Now we have some hard numbers to compare against. Improvements made previously were a low-hanging fruit in terms of ease of implementation and brought in some nice performance improvements. This does not mean we already fixed every place where performacne was wasted and remaining places will bring in only small improvements. We played with CMRX configuration and found out that small change of configuration, like changing size of thread table makes huge difference in benchmark score. This hints there is still a lot of unrealized potential in the code.
Methodology
Scores presented in this post were obtained running both CMRX 0.1.0 and FreeRTOS 10.3.1 (integration done by CubeMX) running on STM32L432KB6 microcontroller. The microcontroller was configured to run at 80MHz. No peripherals were configured. Both CMRX and FreeRTOS were using TIM1 as system timer in CubeMX configuration. Both CMRX and FreeRTOS were kept in their default configuration, except of FreeRTOS heap was resized to 16kB. As the memory management benchmark is not part of this comparison, this should not have impact on score.
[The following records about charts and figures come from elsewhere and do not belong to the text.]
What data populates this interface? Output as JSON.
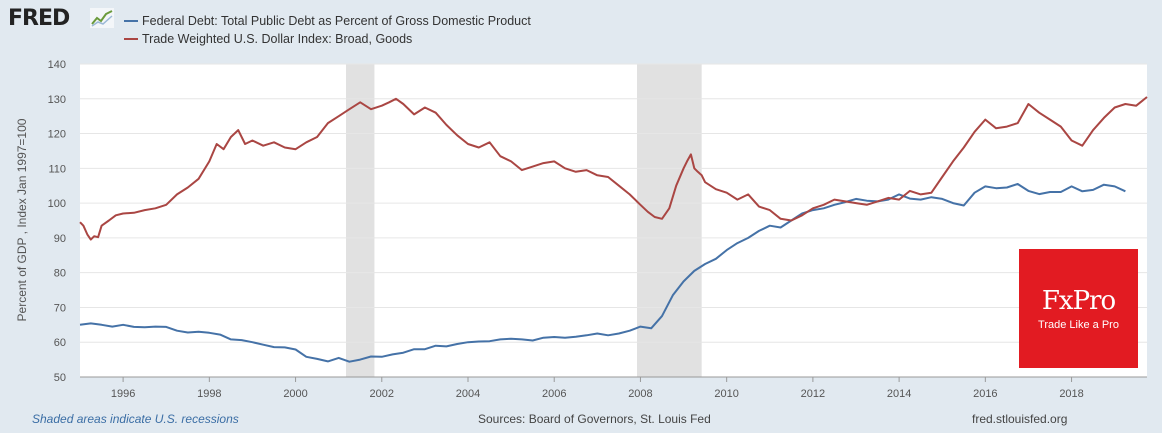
{
  "header": {
    "logo_text": "FRED",
    "logo_mark": "trend-chart-icon"
  },
  "legend": [
    {
      "label": "Federal Debt: Total Public Debt as Percent of Gross Domestic Product",
      "color": "#4572a7"
    },
    {
      "label": "Trade Weighted U.S. Dollar Index: Broad, Goods",
      "color": "#aa4643"
    }
  ],
  "footer": {
    "recession_note": "Shaded areas indicate U.S. recessions",
    "sources": "Sources: Board of Governors, St. Louis Fed",
    "site": "fred.stlouisfed.org"
  },
  "watermark": {
    "brand": "FxPro",
    "tagline": "Trade Like a Pro"
  },
  "chart_data": {
    "type": "line",
    "ylabel": "Percent of GDP , Index Jan 1997=100",
    "xlim": [
      1995.0,
      2019.75
    ],
    "ylim": [
      50,
      140
    ],
    "y_ticks": [
      50,
      60,
      70,
      80,
      90,
      100,
      110,
      120,
      130,
      140
    ],
    "x_ticks": [
      "1996",
      "1998",
      "2000",
      "2002",
      "2004",
      "2006",
      "2008",
      "2010",
      "2012",
      "2014",
      "2016",
      "2018"
    ],
    "x_tick_values": [
      1996,
      1998,
      2000,
      2002,
      2004,
      2006,
      2008,
      2010,
      2012,
      2014,
      2016,
      2018
    ],
    "grid": true,
    "recessions": [
      [
        2001.17,
        2001.83
      ],
      [
        2007.92,
        2009.42
      ]
    ],
    "series": [
      {
        "name": "Federal Debt: Total Public Debt as Percent of Gross Domestic Product",
        "color": "#4572a7",
        "x": [
          1995.0,
          1995.25,
          1995.5,
          1995.75,
          1996.0,
          1996.25,
          1996.5,
          1996.75,
          1997.0,
          1997.25,
          1997.5,
          1997.75,
          1998.0,
          1998.25,
          1998.5,
          1998.75,
          1999.0,
          1999.25,
          1999.5,
          1999.75,
          2000.0,
          2000.25,
          2000.5,
          2000.75,
          2001.0,
          2001.25,
          2001.5,
          2001.75,
          2002.0,
          2002.25,
          2002.5,
          2002.75,
          2003.0,
          2003.25,
          2003.5,
          2003.75,
          2004.0,
          2004.25,
          2004.5,
          2004.75,
          2005.0,
          2005.25,
          2005.5,
          2005.75,
          2006.0,
          2006.25,
          2006.5,
          2006.75,
          2007.0,
          2007.25,
          2007.5,
          2007.75,
          2008.0,
          2008.25,
          2008.5,
          2008.75,
          2009.0,
          2009.25,
          2009.5,
          2009.75,
          2010.0,
          2010.25,
          2010.5,
          2010.75,
          2011.0,
          2011.25,
          2011.5,
          2011.75,
          2012.0,
          2012.25,
          2012.5,
          2012.75,
          2013.0,
          2013.25,
          2013.5,
          2013.75,
          2014.0,
          2014.25,
          2014.5,
          2014.75,
          2015.0,
          2015.25,
          2015.5,
          2015.75,
          2016.0,
          2016.25,
          2016.5,
          2016.75,
          2017.0,
          2017.25,
          2017.5,
          2017.75,
          2018.0,
          2018.25,
          2018.5,
          2018.75,
          2019.0,
          2019.25
        ],
        "values": [
          65.0,
          65.4,
          65.0,
          64.5,
          65.0,
          64.4,
          64.3,
          64.5,
          64.4,
          63.3,
          62.8,
          63.0,
          62.7,
          62.2,
          60.8,
          60.6,
          60.0,
          59.3,
          58.6,
          58.5,
          57.9,
          55.8,
          55.2,
          54.5,
          55.5,
          54.4,
          55.0,
          55.9,
          55.8,
          56.5,
          57.0,
          58.0,
          58.0,
          59.0,
          58.8,
          59.5,
          60.0,
          60.2,
          60.3,
          60.8,
          61.0,
          60.8,
          60.5,
          61.3,
          61.5,
          61.3,
          61.6,
          62.0,
          62.5,
          62.0,
          62.5,
          63.3,
          64.5,
          64.0,
          67.5,
          73.5,
          77.5,
          80.5,
          82.5,
          84.0,
          86.5,
          88.5,
          90.0,
          92.0,
          93.5,
          93.0,
          95.0,
          97.0,
          98.0,
          98.5,
          99.5,
          100.3,
          101.2,
          100.7,
          100.5,
          101.0,
          102.5,
          101.3,
          101.0,
          101.7,
          101.2,
          100.0,
          99.3,
          103.0,
          104.8,
          104.3,
          104.5,
          105.5,
          103.5,
          102.6,
          103.2,
          103.2,
          104.8,
          103.4,
          103.8,
          105.3,
          104.8,
          103.4
        ]
      },
      {
        "name": "Trade Weighted U.S. Dollar Index: Broad, Goods",
        "color": "#aa4643",
        "x": [
          1995.0,
          1995.08,
          1995.17,
          1995.25,
          1995.33,
          1995.42,
          1995.5,
          1995.67,
          1995.83,
          1996.0,
          1996.25,
          1996.5,
          1996.75,
          1997.0,
          1997.25,
          1997.5,
          1997.75,
          1998.0,
          1998.17,
          1998.33,
          1998.5,
          1998.67,
          1998.83,
          1999.0,
          1999.25,
          1999.5,
          1999.75,
          2000.0,
          2000.25,
          2000.5,
          2000.75,
          2001.0,
          2001.25,
          2001.5,
          2001.75,
          2002.0,
          2002.17,
          2002.33,
          2002.5,
          2002.75,
          2003.0,
          2003.25,
          2003.5,
          2003.75,
          2004.0,
          2004.25,
          2004.5,
          2004.75,
          2005.0,
          2005.25,
          2005.5,
          2005.75,
          2006.0,
          2006.25,
          2006.5,
          2006.75,
          2007.0,
          2007.25,
          2007.5,
          2007.75,
          2008.0,
          2008.17,
          2008.33,
          2008.5,
          2008.67,
          2008.83,
          2009.0,
          2009.08,
          2009.17,
          2009.25,
          2009.33,
          2009.42,
          2009.5,
          2009.75,
          2010.0,
          2010.25,
          2010.5,
          2010.75,
          2011.0,
          2011.25,
          2011.5,
          2011.75,
          2012.0,
          2012.25,
          2012.5,
          2012.75,
          2013.0,
          2013.25,
          2013.5,
          2013.75,
          2014.0,
          2014.25,
          2014.5,
          2014.75,
          2015.0,
          2015.25,
          2015.5,
          2015.75,
          2016.0,
          2016.25,
          2016.5,
          2016.75,
          2017.0,
          2017.25,
          2017.5,
          2017.75,
          2018.0,
          2018.25,
          2018.5,
          2018.75,
          2019.0,
          2019.25,
          2019.5,
          2019.75
        ],
        "values": [
          94.5,
          93.5,
          91.0,
          89.5,
          90.5,
          90.2,
          93.5,
          95.0,
          96.5,
          97.0,
          97.2,
          98.0,
          98.5,
          99.5,
          102.5,
          104.5,
          107.0,
          112.0,
          117.0,
          115.5,
          119.0,
          121.0,
          117.0,
          118.0,
          116.5,
          117.5,
          116.0,
          115.5,
          117.5,
          119.0,
          123.0,
          125.0,
          127.0,
          129.0,
          127.0,
          128.0,
          129.0,
          130.0,
          128.5,
          125.5,
          127.5,
          126.0,
          122.5,
          119.5,
          117.0,
          116.0,
          117.5,
          113.5,
          112.0,
          109.5,
          110.5,
          111.5,
          112.0,
          110.0,
          109.0,
          109.5,
          108.0,
          107.5,
          105.0,
          102.5,
          99.5,
          97.5,
          96.0,
          95.5,
          98.5,
          105.0,
          110.0,
          112.0,
          114.0,
          110.0,
          109.0,
          108.0,
          106.0,
          104.0,
          103.0,
          101.0,
          102.5,
          99.0,
          98.0,
          95.5,
          95.0,
          96.5,
          98.5,
          99.5,
          101.0,
          100.5,
          100.0,
          99.5,
          100.5,
          101.5,
          101.0,
          103.5,
          102.5,
          103.0,
          107.5,
          112.0,
          116.0,
          120.5,
          124.0,
          121.5,
          122.0,
          123.0,
          128.5,
          126.0,
          124.0,
          122.0,
          118.0,
          116.5,
          121.0,
          124.5,
          127.5,
          128.5,
          128.0,
          130.5
        ]
      }
    ]
  }
}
Compiler used was arm-none-eabi-gcc (Arm GNU Toolchain 14.2.Rel1 (Build arm-14.52)) 14.2.1 20241119 and both systems were build using -Os -g3 flags (RelWithDebInfo). Other than that all other flags were kept as generated by CubeMX.
Each individual test ran for 30 seconds. We performed multiple runs of benchmark and obtained stable numbers with no variance. Scheduling tests were configured with 5 threads each.
Conclusion
Now that we have some hard numbers and easy and reliable way to reproduce them, we can work on improving the CMRX kernel performance. Numbers we see already suggest areas needing improvements: the most critical part is scheduling algorithm, which is slow. Fortunately the kernel is now covered by unit test suite so we can work on performance improvements confidently, without risking that things will get broken along the way. How big performance improvements can we reach?